Objection: Clients can easily create a structured investment style return through buying bonds and options.
Technically, this may be possible; but often it isn't. The reasons are:
•§ most people do not have access to buying options longer than 12 months ahead; so three, four or five year options are not available to individuals. In many instances it is not possible for individuals to create the same structures as the professionals because they do not have the same access to sophisticated investment instruments;
•§ professionals can get better pricing by aggregating demand, and being able to check the theoretical pricing themselves;
•§ professionals can wrap the instruments within legal structures that give advantageous tax treatment;
•§ professionals can give you access to markets where you cannot easily get derivatives, such as commodities, China, credit, and housing indices;
Most people recognise the benefits of specialisation in the modern economy. This is why we don't all build our own houses, grow our own vegetables, sew our own clothes or paint our own pictures - someone else can do it better and often cheaper too.
Objection: Structured investments are expensive and don't offer value for money.
Fact: Typically, structured investments are much cheaper than mutual funds.
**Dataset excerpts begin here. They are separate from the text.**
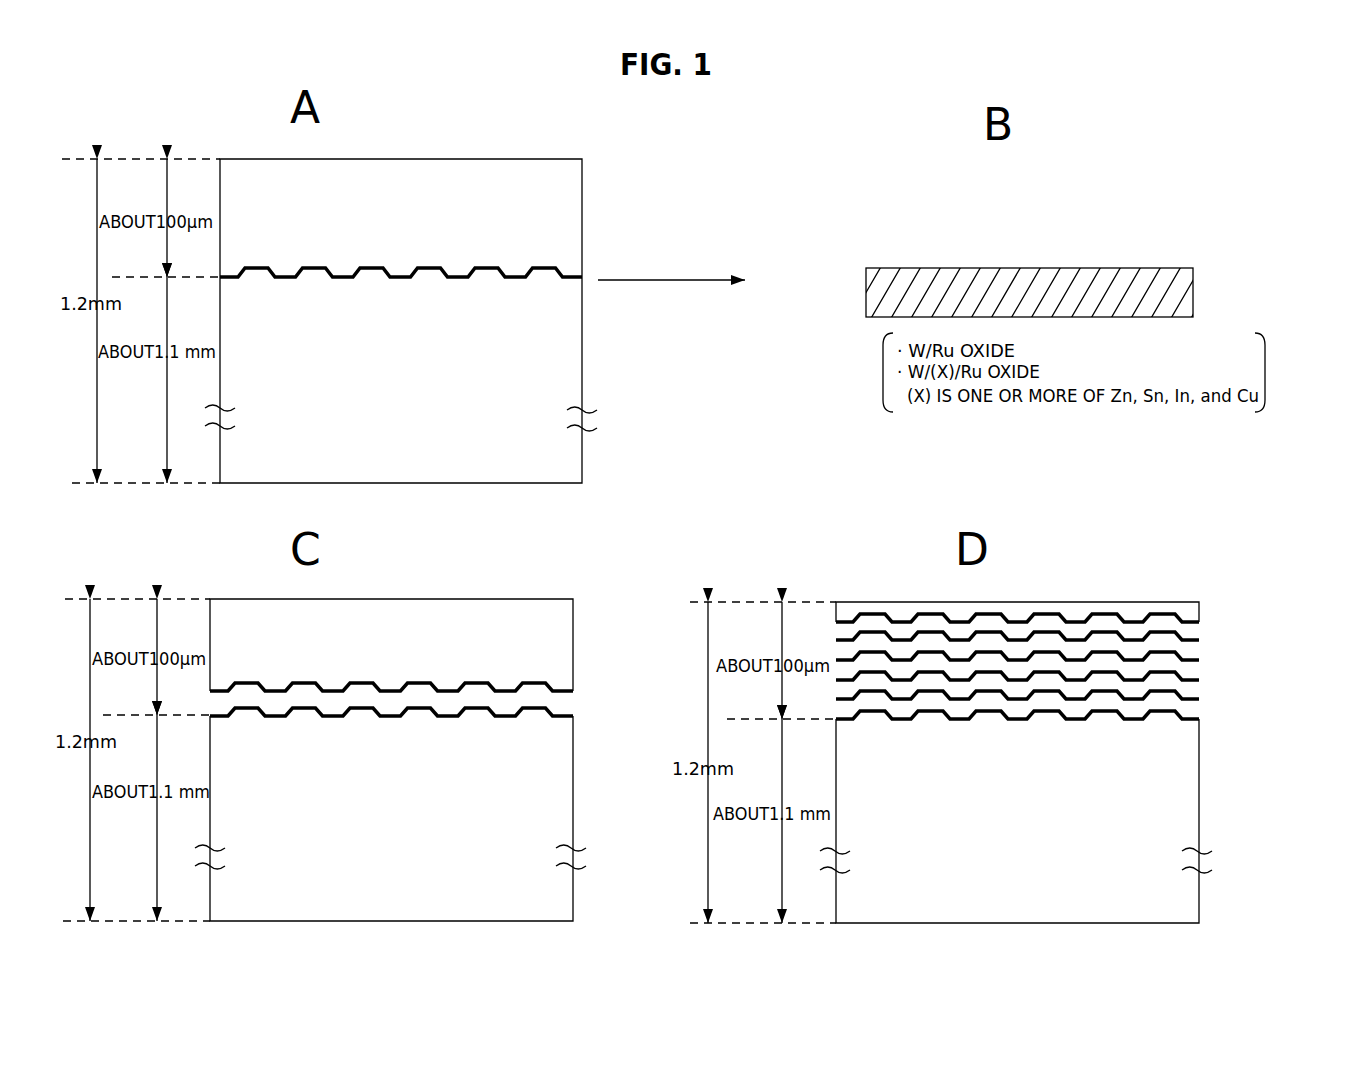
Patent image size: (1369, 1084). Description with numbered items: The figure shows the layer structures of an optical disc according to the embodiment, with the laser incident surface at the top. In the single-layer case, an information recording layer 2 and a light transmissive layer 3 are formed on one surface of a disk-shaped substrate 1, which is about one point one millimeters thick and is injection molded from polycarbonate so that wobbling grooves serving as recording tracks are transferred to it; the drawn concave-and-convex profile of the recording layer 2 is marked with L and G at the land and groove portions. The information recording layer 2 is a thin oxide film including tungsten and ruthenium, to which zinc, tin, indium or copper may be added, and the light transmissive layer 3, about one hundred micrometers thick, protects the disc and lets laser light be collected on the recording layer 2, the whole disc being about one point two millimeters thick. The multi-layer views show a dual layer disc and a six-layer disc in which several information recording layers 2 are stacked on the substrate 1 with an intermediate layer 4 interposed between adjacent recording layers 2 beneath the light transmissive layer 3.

In FIG. 1A, the substrate 1 is at (562, 451).
In FIG. 1C, the substrate 1 is at (552, 797).
In FIG. 1D, the substrate 1 is at (1182, 827).
In FIG. 1A, the information recording layer 2 is at (582, 277).
In FIG. 1B, the information recording layer 2 is at (956, 240).
In FIG. 1C, the information recording layer 2 is at (560, 690).
In FIG. 1D, the information recording layer 2 is at (1176, 620).
In FIG. 1A, the light transmissive layer 3 is at (568, 204).
In FIG. 1C, the light transmissive layer 3 is at (562, 617).
In FIG. 1D, the light transmissive layer 3 is at (1140, 612).
In FIG. 1C, the intermediate layer 4 is at (565, 703).
In FIG. 1D, the intermediate layer 4 is at (1187, 630).
In FIG. 1A, the land L is at (257, 268).
In FIG. 1A, the groove G is at (290, 277).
A retail structured investment will typically cost 6-7% of the initial capital, in total, for a five year investment. There are then no further costs or charges.
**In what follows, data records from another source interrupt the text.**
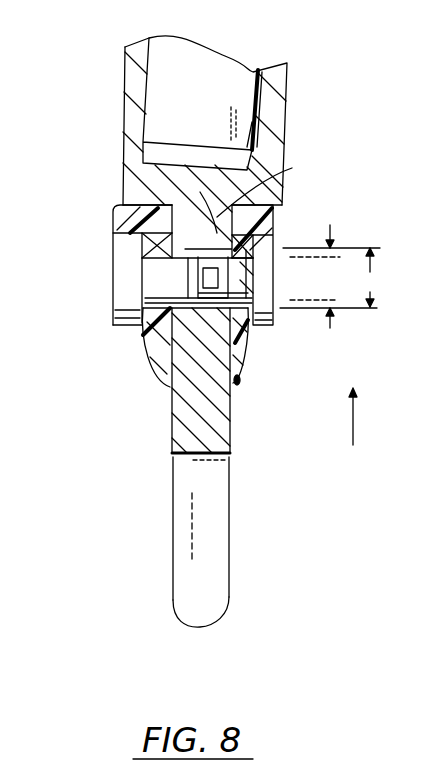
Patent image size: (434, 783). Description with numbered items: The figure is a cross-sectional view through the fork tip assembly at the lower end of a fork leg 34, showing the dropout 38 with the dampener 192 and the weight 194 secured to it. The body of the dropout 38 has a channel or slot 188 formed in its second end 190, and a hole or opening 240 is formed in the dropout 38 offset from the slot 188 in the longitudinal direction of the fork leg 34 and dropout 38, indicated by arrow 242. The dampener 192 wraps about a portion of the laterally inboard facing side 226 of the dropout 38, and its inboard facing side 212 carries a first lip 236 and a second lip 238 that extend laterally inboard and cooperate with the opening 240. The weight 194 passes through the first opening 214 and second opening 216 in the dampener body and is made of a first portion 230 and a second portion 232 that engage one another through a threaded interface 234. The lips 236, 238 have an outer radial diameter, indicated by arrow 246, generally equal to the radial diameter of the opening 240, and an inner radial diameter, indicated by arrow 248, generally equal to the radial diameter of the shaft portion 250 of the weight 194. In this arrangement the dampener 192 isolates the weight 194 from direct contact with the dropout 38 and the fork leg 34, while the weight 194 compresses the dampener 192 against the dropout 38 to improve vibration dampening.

The fork leg 34 is at (235, 105).
The dropout 38 is at (268, 193).
The opening 240 is at (268, 193).
The first portion 230 is at (120, 260).
The second lip 238 is at (135, 230).
The first lip 236 is at (262, 215).
The weight 194 is at (115, 313).
The shaft portion 250 is at (148, 279).
The first opening 214 is at (243, 255).
The second portion 232 is at (266, 280).
The inboard facing side 212 is at (240, 381).
The dampener 192 is at (160, 372).
The second opening 216 is at (148, 333).
The threaded interface 234 is at (247, 327).
The laterally inboard facing side 226 is at (233, 415).
The slot 188 is at (208, 520).
The second end 190 is at (224, 612).
The arrow 242 is at (353, 420).
The arrow 246 is at (378, 277).
The arrow 248 is at (330, 291).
This compares favourably with holding a mutual fund for five years, where the typical costs are likely to be in the region of 9% (for a five year investment) once initial charges and the total expense of annual charges are taken into account.
Objection: Structured investments are too difficult for my clients to understand, and very often leave investor bamboozled.
In their simplest form, structured investments typically combine the purchase of a zero coupon bond (issued by a bank or financial institution) with an option. The zero coupon bond has a fixed interest rate whereby interest compounds over the investment period to return capital at maturity. The options provide exposure to an index or portfolio of stocks, providing the returns.
In a well designed structured investment, the investor proposition is usually very simple and clear to understand. Although the construction and pricing of the derivatives may be complex, this is not strictly the part that investors need to understand. Clearly, they should know what they are buying, how it will behave during its life and at maturity and what the risks are.
There is a dual level of responsibility here: firstly providers of structured investments must strive to ensure their investment propositions are clear. Secondly, clients and advisers need to understand the associated risks and return profile of structures they are investing in or promoting. Offerings with complicated arrangements and calculation mechanisms often have a risk or return profile that is not immediately apparent to the investor. Whenever the investment proposition is unclear, investors should ask questions or avoid altogether.
In the face of heightened market volatility and uncertainty, structured investments offer investors the possibility of simple, quantifiable market participation, often to asset classes that are usually hard to access. What is more, when considering structured investments for inclusion within a portfolio, it may surprise you to learn that over their lifetime, they have a lower total cost than a mutual fund equivalent. By understanding their benefits, structured investments are an area where an advisor can truly add value and compete on a direct level with private banks and large discretionary managers.